Seladelpar is a potent, selective, orally active PPARδ agonist that is in development for the treatment of the liver diseases PBC and NASH. For PBC, seladelpar has received an orphan designation from the US Food and Drug Administration and the European Medicine Agency. Seladelpar also received Breakthrough Therapy Designation from the FDA and PRIority MEdicine status from the EMA for PBC.
CymaBay Therapeutics, Inc. is a clinical-stage biopharmaceutical company focused on developing therapies for liver and other chronic diseases with high unmet medical need. CymaBay’s lead development candidate, seladelpar, is a potent, selective and orally active PPARδ agonist currently in development for the treatment of patients with primary biliary cholangitis (PBC), an autoimmune liver disease, and with nonalcoholic steatohepatitis (NASH). Two Phase 2 studies of seladelpar established proof-of-concept in PBC. CymaBay is currently enrolling patients in a global, Phase 3 registration study of seladelpar for PBC. This study is a 52-week, placEbo-coNtrolled, randomized, pHAse 3 study to evaluate the safety aNd effiCacy of sEladelpar (ENHANCE) in patients with PBC. CymaBay is also conducting a Phase 2b proof-of-concept study of seladelpar for patients with NASH.

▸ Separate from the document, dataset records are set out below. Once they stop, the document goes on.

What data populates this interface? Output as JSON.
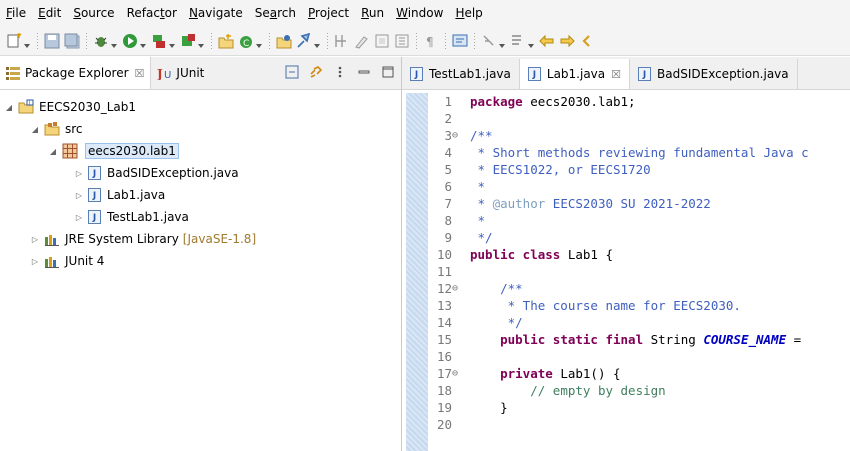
{
  "menu": [
    {
      "name": "file",
      "pre": "",
      "u": "F",
      "post": "ile"
    },
    {
      "name": "edit",
      "pre": "",
      "u": "E",
      "post": "dit"
    },
    {
      "name": "source",
      "pre": "",
      "u": "S",
      "post": "ource"
    },
    {
      "name": "refactor",
      "pre": "Refac",
      "u": "t",
      "post": "or"
    },
    {
      "name": "navigate",
      "pre": "",
      "u": "N",
      "post": "avigate"
    },
    {
      "name": "search",
      "pre": "Se",
      "u": "a",
      "post": "rch"
    },
    {
      "name": "project",
      "pre": "",
      "u": "P",
      "post": "roject"
    },
    {
      "name": "run",
      "pre": "",
      "u": "R",
      "post": "un"
    },
    {
      "name": "window",
      "pre": "",
      "u": "W",
      "post": "indow"
    },
    {
      "name": "help",
      "pre": "",
      "u": "H",
      "post": "elp"
    }
  ],
  "toolbar_icons": [
    "new-wizard-icon",
    "dropdown-arrow",
    "sep",
    "save-icon",
    "save-all-icon",
    "sep",
    "debug-icon",
    "dropdown-arrow",
    "run-icon",
    "dropdown-arrow",
    "coverage-icon",
    "dropdown-arrow",
    "external-tools-icon",
    "dropdown-arrow",
    "sep",
    "new-java-project-icon",
    "new-class-icon",
    "dropdown-arrow",
    "sep",
    "open-type-icon",
    "search-icon",
    "dropdown-arrow",
    "sep",
    "toggle-breadcrumb-icon",
    "mark-occurrences-icon",
    "block-selection-icon",
    "show-whitespace-icon",
    "sep",
    "word-wrap-icon",
    "sep",
    "next-annotation-icon",
    "sep",
    "prev-annotation-icon",
    "dropdown-arrow",
    "last-edit-icon",
    "dropdown-arrow",
    "back-icon",
    "forward-icon",
    "more-icon"
  ],
  "colors": {
    "keyword": "#7f0055",
    "comment": "#3f7f5f",
    "javadoc": "#3f5fbf",
    "field": "#0000c0",
    "selection": "#dbe9f9"
  },
  "left_tabs": {
    "package_explorer": "Package Explorer",
    "package_explorer_close": "☒",
    "junit": "JUnit"
  },
  "tree": {
    "project": "EECS2030_Lab1",
    "src": "src",
    "package": "eecs2030.lab1",
    "files": [
      "BadSIDException.java",
      "Lab1.java",
      "TestLab1.java"
    ],
    "jre": "JRE System Library",
    "jre_decor": "[JavaSE-1.8]",
    "junit": "JUnit 4"
  },
  "editor_tabs": [
    {
      "label": "TestLab1.java",
      "active": false,
      "close": ""
    },
    {
      "label": "Lab1.java",
      "active": true,
      "close": "☒"
    },
    {
      "label": "BadSIDException.java",
      "active": false,
      "close": ""
    }
  ],
  "code_lines": [
    {
      "n": "1",
      "fold": "",
      "html": "<span class=\"kw\">package</span> eecs2030.lab1;"
    },
    {
      "n": "2",
      "fold": "",
      "html": ""
    },
    {
      "n": "3",
      "fold": "⊖",
      "html": "<span class=\"jd\">/**</span>"
    },
    {
      "n": "4",
      "fold": "",
      "html": "<span class=\"jd\"> * Short methods reviewing fundamental Java c</span>"
    },
    {
      "n": "5",
      "fold": "",
      "html": "<span class=\"jd\"> * EECS1022, or EECS1720</span>"
    },
    {
      "n": "6",
      "fold": "",
      "html": "<span class=\"jd\"> *</span>"
    },
    {
      "n": "7",
      "fold": "",
      "html": "<span class=\"jd\"> * <span class=\"ann\">@author</span> EECS2030 SU 2021-2022</span>"
    },
    {
      "n": "8",
      "fold": "",
      "html": "<span class=\"jd\"> *</span>"
    },
    {
      "n": "9",
      "fold": "",
      "html": "<span class=\"jd\"> */</span>"
    },
    {
      "n": "10",
      "fold": "",
      "html": "<span class=\"kw\">public class</span> Lab1 {"
    },
    {
      "n": "11",
      "fold": "",
      "html": ""
    },
    {
      "n": "12",
      "fold": "⊖",
      "html": "    <span class=\"jd\">/**</span>"
    },
    {
      "n": "13",
      "fold": "",
      "html": "<span class=\"jd\">     * The course name for EECS2030.</span>"
    },
    {
      "n": "14",
      "fold": "",
      "html": "<span class=\"jd\">     */</span>"
    },
    {
      "n": "15",
      "fold": "",
      "html": "    <span class=\"kw\">public static final</span> String <span class=\"field\">COURSE_NAME</span> ="
    },
    {
      "n": "16",
      "fold": "",
      "html": ""
    },
    {
      "n": "17",
      "fold": "⊖",
      "html": "    <span class=\"kw\">private</span> Lab1() {"
    },
    {
      "n": "18",
      "fold": "",
      "html": "        <span class=\"cm\">// empty by design</span>"
    },
    {
      "n": "19",
      "fold": "",
      "html": "    }"
    },
    {
      "n": "20",
      "fold": "",
      "html": ""
    }
  ]
}
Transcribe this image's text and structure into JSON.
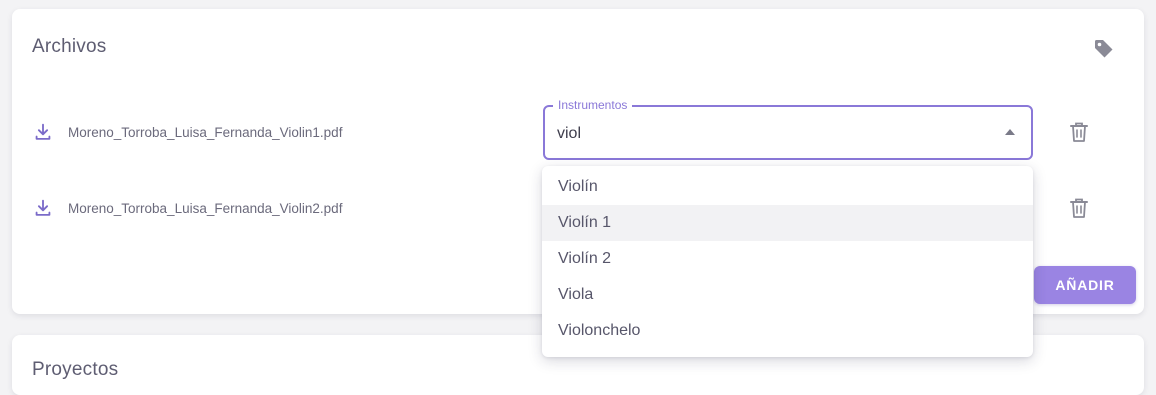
{
  "files_card": {
    "title": "Archivos",
    "files": [
      {
        "name": "Moreno_Torroba_Luisa_Fernanda_Violin1.pdf"
      },
      {
        "name": "Moreno_Torroba_Luisa_Fernanda_Violin2.pdf"
      }
    ],
    "instrument_field": {
      "label": "Instrumentos",
      "value": "viol"
    },
    "dropdown_options": [
      "Violín",
      "Violín 1",
      "Violín 2",
      "Viola",
      "Violonchelo"
    ],
    "highlighted_option": "Violín 1",
    "add_button_label": "AÑADIR"
  },
  "projects_card": {
    "title": "Proyectos"
  },
  "colors": {
    "accent": "#8a78d8",
    "button": "#9a84e3",
    "icon": "#7b6bc9",
    "muted_icon": "#8a8a96"
  }
}
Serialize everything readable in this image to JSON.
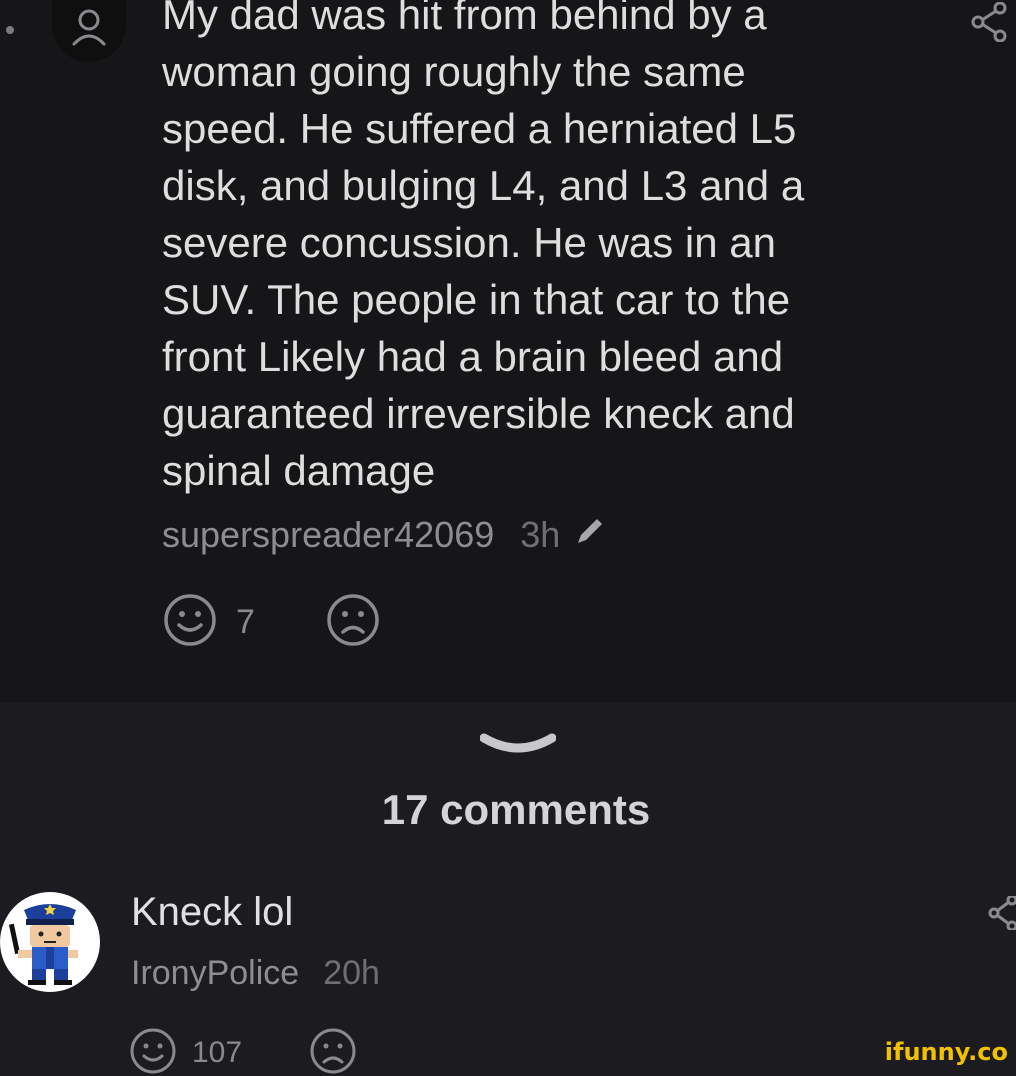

The statements in this press release regarding the potential for seladelpar to treat PBC and NASH, the potential benefits to patients, the timing of future data releases, the expected registration requirements for NASH treatments, CymaBay’s expectations and plans regarding future clinical trials and CymaBay’s ability to fund current and planned clinical trials are forward looking statements that are subject to risks and uncertainties. Actual results and the timing of events regarding the further development of seladelpar could differ materially from those anticipated in such forward-looking statements as a result of risks and uncertainties, which include, without limitation, risks related to: the success, cost and timing of any of CymaBay's product development activities, including clinical trials; effects observed in trials to date that may not be repeated in the future; any delays or inability to obtain or maintain regulatory approval of CymaBay's product candidates in the United States or worldwide; and the ability of CymaBay to obtain sufficient financing to complete development, regulatory approval and commercialization of its product candidates in the United States and worldwide. Additional risks relating to CymaBay are contained in CymaBay's filings with the Securities and Exchange Commission, including without limitation its most recent Annual Report on Form 10-K and other documents subsequently filed with or furnished to the Securities and Exchange Commission. CymaBay disclaims any obligation to update these forward-looking statements except as required by law.